Es empfiehlt sich insbesondere für Publikumsgesellschaften, festzulegen, in welcher Form sie ihre GV in Zukunft durchführen möchten. Die bestehenden Prozesse sind entsprechend zu überprüfen und anzupassen. Dabei ist zu berücksichtigen, dass virtuelle Generalversammlungen (z.B. per Videokonferenz) sowie Versammlungen im Ausland eine Grundlage in den Statuten erfordern.
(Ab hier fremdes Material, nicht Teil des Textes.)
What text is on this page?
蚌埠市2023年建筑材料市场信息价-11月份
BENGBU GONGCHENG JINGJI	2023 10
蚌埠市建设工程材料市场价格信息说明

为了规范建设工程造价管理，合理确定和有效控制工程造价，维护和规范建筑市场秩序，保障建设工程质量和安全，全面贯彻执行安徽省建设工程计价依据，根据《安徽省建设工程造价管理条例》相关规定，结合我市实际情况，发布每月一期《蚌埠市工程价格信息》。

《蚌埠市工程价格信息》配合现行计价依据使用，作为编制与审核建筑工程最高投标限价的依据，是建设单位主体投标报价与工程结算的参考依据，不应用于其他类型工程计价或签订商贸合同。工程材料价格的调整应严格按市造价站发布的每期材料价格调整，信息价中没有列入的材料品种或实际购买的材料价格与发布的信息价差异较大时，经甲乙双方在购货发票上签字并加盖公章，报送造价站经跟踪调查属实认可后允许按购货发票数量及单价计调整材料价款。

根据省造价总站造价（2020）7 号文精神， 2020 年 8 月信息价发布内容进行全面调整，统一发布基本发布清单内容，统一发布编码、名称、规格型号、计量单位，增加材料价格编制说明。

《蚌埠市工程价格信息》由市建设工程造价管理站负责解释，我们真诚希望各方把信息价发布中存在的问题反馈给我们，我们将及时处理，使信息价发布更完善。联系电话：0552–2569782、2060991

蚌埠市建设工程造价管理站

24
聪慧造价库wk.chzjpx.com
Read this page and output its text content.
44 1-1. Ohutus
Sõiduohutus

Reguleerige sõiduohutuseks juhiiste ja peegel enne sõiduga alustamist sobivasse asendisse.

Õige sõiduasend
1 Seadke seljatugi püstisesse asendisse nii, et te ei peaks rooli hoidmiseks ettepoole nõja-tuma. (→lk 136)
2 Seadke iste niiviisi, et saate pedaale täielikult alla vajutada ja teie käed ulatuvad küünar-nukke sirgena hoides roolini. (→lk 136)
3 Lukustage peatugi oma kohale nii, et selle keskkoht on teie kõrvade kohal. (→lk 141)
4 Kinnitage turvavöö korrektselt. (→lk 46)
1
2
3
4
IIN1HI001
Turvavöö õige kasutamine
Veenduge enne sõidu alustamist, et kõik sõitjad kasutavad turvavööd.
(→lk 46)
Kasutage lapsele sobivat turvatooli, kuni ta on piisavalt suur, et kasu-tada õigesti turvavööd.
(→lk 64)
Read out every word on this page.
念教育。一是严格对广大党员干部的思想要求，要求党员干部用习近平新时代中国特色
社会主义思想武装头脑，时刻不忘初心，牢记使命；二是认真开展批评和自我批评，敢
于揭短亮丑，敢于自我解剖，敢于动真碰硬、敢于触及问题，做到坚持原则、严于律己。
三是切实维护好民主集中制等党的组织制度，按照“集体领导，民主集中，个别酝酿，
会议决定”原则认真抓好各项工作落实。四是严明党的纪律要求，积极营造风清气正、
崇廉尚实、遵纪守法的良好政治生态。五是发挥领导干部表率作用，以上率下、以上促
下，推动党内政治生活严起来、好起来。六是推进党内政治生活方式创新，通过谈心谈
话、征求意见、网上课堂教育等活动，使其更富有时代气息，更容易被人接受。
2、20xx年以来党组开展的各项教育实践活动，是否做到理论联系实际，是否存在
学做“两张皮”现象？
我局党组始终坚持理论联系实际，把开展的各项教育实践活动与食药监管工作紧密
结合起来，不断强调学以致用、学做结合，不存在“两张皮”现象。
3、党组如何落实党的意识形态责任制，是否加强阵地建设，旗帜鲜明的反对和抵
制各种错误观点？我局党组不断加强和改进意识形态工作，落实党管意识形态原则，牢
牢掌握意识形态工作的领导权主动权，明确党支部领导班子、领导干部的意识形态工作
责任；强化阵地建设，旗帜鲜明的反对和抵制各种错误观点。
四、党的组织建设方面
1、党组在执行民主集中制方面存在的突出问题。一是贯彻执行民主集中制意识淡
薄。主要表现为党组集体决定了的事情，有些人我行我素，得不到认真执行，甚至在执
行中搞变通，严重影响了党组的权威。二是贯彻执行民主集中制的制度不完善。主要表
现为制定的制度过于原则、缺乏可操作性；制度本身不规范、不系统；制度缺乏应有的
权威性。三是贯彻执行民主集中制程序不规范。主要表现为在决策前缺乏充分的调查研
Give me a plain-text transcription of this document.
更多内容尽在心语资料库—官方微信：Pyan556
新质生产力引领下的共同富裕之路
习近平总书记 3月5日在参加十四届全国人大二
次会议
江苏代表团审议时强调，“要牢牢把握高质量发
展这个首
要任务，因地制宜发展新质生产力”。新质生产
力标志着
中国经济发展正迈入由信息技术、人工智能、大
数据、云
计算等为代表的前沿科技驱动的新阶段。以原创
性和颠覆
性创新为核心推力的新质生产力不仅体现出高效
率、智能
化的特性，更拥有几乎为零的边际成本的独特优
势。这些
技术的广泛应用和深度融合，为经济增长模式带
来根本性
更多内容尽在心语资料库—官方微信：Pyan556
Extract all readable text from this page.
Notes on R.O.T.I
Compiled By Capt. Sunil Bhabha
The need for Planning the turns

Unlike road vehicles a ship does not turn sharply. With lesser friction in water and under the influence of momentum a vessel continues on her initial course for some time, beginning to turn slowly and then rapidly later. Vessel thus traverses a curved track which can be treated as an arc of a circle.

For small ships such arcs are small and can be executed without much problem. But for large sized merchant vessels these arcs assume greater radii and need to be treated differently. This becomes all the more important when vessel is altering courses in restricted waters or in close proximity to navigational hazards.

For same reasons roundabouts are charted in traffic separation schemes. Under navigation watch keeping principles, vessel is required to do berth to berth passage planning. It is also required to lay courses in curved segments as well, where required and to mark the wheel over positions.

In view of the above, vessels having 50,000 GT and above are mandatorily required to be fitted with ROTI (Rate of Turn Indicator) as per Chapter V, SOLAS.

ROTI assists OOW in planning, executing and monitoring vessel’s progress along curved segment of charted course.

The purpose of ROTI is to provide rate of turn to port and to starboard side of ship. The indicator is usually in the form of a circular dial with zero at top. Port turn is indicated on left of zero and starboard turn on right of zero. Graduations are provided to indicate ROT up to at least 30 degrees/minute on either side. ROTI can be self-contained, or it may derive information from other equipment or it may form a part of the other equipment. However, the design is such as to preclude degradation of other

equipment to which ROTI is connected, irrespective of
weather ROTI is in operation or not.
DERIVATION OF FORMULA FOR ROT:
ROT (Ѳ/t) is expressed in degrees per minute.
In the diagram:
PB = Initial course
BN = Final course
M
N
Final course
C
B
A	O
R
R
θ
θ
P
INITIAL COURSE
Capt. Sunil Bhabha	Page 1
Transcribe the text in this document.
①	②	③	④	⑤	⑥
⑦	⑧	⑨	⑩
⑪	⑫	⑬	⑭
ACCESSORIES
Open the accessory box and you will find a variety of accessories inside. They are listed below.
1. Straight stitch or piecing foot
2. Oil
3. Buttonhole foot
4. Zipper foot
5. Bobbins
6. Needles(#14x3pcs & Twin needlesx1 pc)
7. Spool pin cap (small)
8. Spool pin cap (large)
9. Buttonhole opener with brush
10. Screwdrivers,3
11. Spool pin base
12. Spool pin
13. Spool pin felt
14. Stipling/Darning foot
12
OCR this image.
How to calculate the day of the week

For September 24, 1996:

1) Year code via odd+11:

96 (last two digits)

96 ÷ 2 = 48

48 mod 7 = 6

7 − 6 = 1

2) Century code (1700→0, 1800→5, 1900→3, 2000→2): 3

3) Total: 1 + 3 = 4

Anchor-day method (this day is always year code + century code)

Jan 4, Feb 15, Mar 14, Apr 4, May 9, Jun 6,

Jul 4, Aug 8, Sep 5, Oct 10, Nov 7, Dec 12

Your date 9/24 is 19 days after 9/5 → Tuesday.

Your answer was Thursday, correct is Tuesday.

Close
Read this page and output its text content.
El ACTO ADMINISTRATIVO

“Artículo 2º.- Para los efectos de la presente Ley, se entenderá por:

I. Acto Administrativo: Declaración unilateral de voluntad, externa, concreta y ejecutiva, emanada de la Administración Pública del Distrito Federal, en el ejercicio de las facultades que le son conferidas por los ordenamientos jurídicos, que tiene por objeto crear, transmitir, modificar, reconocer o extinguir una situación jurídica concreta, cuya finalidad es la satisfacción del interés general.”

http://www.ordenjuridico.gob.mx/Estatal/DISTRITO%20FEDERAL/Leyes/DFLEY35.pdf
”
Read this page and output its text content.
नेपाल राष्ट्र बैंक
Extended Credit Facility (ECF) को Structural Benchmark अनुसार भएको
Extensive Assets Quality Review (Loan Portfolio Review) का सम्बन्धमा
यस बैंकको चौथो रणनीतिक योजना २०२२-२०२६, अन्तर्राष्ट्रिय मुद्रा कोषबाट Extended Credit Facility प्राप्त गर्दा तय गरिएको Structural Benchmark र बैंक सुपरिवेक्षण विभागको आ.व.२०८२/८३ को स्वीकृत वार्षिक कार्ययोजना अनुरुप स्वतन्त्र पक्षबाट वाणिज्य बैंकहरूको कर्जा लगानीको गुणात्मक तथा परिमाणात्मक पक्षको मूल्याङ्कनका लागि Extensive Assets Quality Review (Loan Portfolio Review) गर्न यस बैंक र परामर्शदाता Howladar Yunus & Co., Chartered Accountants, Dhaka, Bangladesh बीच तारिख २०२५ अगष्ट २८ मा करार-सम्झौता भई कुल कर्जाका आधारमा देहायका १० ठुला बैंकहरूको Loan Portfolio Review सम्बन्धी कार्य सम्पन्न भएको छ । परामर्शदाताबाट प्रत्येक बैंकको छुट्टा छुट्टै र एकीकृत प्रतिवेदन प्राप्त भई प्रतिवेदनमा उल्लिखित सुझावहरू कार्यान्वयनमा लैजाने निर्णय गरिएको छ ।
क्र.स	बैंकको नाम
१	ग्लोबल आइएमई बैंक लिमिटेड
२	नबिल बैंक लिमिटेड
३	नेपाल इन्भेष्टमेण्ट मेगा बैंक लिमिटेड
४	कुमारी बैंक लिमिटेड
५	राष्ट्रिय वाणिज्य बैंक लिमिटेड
4. Vergütungen bei Publikumsgesellschaften

Die Regeln über Vergütungen bei Publikumsgesellschaften ändern per 1. Januar 2023. Es ist zu empfehlen, das Vergütungssystem und die Verträge mit Mitgliedern der Unternehmensleitung bereits in diesem Jahr auf Einhaltung der neuen Regeln zu prüfen. Verträge, die am 1. Januar 2023 bereits bestehen, sind bis zum 1. Januar 2025 anzupassen. Danach sind Vertragsbestimmungen, die dem neuen Recht widersprechen, ungültig.

Sehen die Statuten eine prospektive Abstimmung über die variablen Vergütungen vor, so ist der Vergütungsbericht erstmals für das Geschäftsjahr 2023 der GV zur Konsultativabstimmung vorzulegen.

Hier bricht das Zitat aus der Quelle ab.